New submitter rmdingler writes that a new map created by NASA based on the New Horizons flyby of Pluto "shows much more frozen water than scientists initially expected." Using LEISA to photograph from 108,000 kilometers away, much more of the recently demoted planet's frozen surface liquid is water, rather than methane, carbon monoxide, and nitrogen as originally posited.

9 of 49 comments (clear)

  1. Amazing that it is not buried by jfdavis668 · · Score: 2

    Water freezes at a much higher temperature than many of the other compounds. You think it would have frozen first and be buried under everything else. Some action must bring it back up and deposit it on the surface.

    1. Re:Amazing that it is not buried by Rei · · Score: 4, Informative

      The summary is lousy. It's not "much less water ice than thought", it's much less "than was previously known". It had been hard to detect the water ice through the frosts previously.

      It's always been expected that a large portion of Pluto's mass is water ice. Also, it was well known before NH arrived that any surface topography of significance would have to be from water ice, as the other ices are just too "soft" to hold up strong contours.

      As for water ice being buried, why would you expect that? Water ice is lighter than nitrogen and carbon monoxide ices. It basically "floats" on them. There seems to be a sort of N2/CO/CH4 "mantle" which is exposed to the surface (and convecting) at Sputnik (the point nearest Charon). Elsewhere, however, a water ice crust floats atop it, seemingly progressively thicker the further one gets from Sputnik/Charon.

      I find it interesting - perhaps coincidental, perhaps not - that Pluto is like our moon, with a crust thinner and more geologically active on the side of which it's tidally locked to its partner, and thicker/less active on the opposite side. If we can figure out Pluto's dynamics better, it might help us understand our own moon better.

      Pluto is a beautifully, fascinatingly weird place. There's some good evidence that entire water-ice floating mountains have washed ashore and collected on the shores of Sputnik - perhaps water ice from the deep depths. Certainly there are shorelines that have this appearance today, and we can see smaller water-ice chunks floating and stuck between the roiling convection cells. If one pictures rolling back the clock, Pluto started out very hot (alternatively with multiple periods of heat, such as during the formation and/or capture of Charon). The first things to condense out would have been rocks, such as silicates, with a water ice ocean and a nitrogen/methane/CO atmosphere. Then the water ice would have frozen. Then the gases would have frozen atop it. But then you have a situation where you have an extensive heavier layer over an even more extensive, lighter layer. So there may be potential for cycling. But it's hard to say, because different crystal forms in different temperature and pressure conditions have different densities.
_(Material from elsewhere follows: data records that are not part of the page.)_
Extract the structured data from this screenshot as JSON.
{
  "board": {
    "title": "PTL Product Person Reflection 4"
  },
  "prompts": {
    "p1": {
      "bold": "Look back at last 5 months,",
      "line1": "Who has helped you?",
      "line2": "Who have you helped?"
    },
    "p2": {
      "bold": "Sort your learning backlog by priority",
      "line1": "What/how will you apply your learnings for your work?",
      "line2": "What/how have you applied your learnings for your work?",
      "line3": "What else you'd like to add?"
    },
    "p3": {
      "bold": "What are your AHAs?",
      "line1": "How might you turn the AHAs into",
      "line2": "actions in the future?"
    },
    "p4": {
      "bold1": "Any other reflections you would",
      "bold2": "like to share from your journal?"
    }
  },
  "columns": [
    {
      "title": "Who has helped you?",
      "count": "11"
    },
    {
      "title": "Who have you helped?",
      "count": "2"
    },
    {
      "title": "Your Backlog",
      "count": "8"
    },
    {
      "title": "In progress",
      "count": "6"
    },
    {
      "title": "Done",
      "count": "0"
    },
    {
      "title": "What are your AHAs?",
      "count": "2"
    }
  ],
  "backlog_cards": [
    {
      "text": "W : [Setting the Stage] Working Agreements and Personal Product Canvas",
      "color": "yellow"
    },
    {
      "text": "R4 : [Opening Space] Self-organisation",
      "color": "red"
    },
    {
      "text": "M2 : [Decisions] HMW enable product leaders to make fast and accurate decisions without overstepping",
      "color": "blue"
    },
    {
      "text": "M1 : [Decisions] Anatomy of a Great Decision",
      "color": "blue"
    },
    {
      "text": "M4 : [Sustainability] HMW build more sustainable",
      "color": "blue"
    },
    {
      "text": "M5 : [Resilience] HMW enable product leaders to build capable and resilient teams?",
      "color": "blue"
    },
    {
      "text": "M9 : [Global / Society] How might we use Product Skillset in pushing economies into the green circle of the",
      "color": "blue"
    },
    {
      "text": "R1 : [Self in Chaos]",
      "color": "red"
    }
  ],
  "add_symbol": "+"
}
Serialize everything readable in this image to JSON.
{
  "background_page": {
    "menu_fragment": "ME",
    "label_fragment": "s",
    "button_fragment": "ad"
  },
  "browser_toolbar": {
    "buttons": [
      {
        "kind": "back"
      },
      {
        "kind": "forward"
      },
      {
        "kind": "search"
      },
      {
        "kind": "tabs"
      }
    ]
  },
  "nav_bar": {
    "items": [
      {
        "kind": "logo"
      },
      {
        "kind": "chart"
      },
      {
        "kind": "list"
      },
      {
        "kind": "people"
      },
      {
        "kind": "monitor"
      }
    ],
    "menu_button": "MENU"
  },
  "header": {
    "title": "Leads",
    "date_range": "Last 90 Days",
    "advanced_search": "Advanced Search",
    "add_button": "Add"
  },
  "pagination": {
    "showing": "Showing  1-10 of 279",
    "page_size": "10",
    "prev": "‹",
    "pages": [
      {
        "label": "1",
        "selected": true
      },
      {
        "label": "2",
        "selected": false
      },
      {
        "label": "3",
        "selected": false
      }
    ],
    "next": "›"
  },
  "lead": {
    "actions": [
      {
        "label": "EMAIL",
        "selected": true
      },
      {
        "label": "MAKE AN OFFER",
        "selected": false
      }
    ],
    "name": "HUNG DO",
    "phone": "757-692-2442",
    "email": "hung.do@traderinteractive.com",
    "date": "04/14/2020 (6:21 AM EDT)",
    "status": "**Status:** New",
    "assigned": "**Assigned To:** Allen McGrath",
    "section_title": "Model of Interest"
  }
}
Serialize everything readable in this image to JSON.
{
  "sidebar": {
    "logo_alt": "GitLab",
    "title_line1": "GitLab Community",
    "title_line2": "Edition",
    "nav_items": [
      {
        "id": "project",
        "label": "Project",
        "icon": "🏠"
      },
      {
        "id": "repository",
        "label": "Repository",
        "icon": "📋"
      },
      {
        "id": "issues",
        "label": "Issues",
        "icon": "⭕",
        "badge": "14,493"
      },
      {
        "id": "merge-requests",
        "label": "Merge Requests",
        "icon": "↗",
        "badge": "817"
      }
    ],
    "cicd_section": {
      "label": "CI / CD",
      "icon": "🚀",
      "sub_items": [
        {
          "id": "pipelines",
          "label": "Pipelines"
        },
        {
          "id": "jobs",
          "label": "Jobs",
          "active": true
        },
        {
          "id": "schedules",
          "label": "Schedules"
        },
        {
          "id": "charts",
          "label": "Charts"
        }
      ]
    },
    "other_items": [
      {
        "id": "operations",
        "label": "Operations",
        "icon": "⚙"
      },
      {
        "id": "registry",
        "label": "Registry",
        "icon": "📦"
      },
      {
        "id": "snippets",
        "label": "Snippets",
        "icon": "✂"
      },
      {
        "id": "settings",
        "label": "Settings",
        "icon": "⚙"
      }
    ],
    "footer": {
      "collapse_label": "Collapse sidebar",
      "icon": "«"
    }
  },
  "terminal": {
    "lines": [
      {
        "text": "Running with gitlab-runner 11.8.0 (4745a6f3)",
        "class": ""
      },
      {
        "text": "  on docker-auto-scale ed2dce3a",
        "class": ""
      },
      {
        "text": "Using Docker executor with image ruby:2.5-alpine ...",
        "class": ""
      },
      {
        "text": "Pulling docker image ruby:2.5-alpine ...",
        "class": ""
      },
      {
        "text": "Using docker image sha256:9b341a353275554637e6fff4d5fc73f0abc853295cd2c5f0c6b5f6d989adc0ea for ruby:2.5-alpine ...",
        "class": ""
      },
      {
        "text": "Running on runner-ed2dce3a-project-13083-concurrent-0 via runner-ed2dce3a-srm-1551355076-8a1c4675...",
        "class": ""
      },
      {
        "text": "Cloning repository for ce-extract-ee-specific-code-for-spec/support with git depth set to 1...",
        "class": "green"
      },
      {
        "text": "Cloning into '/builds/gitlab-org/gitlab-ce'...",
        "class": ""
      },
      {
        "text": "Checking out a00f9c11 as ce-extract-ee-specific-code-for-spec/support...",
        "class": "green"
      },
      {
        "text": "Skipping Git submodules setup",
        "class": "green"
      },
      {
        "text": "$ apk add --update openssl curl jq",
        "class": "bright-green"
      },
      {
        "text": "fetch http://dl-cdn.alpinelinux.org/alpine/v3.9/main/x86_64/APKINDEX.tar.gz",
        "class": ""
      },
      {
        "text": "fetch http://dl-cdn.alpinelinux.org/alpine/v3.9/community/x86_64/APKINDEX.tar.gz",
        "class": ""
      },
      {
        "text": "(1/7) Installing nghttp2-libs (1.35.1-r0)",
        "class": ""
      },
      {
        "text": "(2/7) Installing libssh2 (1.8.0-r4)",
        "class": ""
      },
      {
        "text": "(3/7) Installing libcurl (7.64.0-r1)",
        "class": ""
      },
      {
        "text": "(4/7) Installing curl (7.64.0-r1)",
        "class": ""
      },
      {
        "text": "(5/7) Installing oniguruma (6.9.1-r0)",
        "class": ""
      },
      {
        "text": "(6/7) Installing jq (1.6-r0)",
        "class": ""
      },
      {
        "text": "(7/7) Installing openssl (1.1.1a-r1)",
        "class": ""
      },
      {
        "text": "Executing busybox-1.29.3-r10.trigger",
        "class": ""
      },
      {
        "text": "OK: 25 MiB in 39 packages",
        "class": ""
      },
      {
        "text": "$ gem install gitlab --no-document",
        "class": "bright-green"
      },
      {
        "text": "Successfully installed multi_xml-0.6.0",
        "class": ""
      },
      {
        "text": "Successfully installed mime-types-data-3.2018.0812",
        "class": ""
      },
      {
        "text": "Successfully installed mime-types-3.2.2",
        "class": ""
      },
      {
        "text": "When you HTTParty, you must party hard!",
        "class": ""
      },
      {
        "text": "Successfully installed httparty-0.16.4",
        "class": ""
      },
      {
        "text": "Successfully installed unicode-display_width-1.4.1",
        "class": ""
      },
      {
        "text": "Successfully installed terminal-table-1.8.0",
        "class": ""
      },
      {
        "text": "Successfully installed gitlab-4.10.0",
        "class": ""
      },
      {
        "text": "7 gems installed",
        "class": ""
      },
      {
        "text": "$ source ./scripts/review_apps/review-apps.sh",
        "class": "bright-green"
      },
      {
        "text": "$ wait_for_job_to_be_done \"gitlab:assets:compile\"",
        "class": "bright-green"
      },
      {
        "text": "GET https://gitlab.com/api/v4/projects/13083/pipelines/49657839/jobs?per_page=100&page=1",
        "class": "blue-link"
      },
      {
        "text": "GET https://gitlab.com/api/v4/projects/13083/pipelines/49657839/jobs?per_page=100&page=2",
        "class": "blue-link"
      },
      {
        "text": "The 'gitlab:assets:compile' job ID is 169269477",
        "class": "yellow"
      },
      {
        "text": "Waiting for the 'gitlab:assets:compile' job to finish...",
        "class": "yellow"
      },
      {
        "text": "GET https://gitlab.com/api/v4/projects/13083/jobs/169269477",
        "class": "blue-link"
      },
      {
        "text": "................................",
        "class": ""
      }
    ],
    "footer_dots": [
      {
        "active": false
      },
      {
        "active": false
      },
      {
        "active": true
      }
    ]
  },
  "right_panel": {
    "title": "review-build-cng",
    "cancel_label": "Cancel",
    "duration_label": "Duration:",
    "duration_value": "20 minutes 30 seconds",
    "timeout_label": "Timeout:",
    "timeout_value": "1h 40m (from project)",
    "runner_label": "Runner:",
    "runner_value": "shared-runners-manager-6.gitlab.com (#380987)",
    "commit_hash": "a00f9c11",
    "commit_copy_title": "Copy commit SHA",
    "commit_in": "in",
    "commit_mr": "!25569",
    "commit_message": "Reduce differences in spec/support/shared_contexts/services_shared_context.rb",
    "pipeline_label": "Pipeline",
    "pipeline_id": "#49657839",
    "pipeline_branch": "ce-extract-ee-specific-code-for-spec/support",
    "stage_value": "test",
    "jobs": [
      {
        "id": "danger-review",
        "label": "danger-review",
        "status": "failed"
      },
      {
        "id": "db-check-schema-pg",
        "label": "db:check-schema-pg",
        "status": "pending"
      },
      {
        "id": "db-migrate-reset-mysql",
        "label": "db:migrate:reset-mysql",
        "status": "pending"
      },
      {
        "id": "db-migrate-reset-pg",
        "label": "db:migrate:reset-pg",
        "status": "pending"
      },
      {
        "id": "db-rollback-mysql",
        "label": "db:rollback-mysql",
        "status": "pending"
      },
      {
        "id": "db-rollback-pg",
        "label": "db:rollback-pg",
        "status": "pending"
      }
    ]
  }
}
      Charon also has a look of large chunks of water ice drifting around. But while Pluto has its active mantle exposed to space, Charon seems frozen in time. You can see structures that look like massive islands (or even continents) that have broken off from each other, drifted, then became frozen into place. And there's some crazy-massive rifting, as if some layers changed dramatically in size relative to others as they froze (Pluto too has rifting, but Charon's rifts are even more spectacular)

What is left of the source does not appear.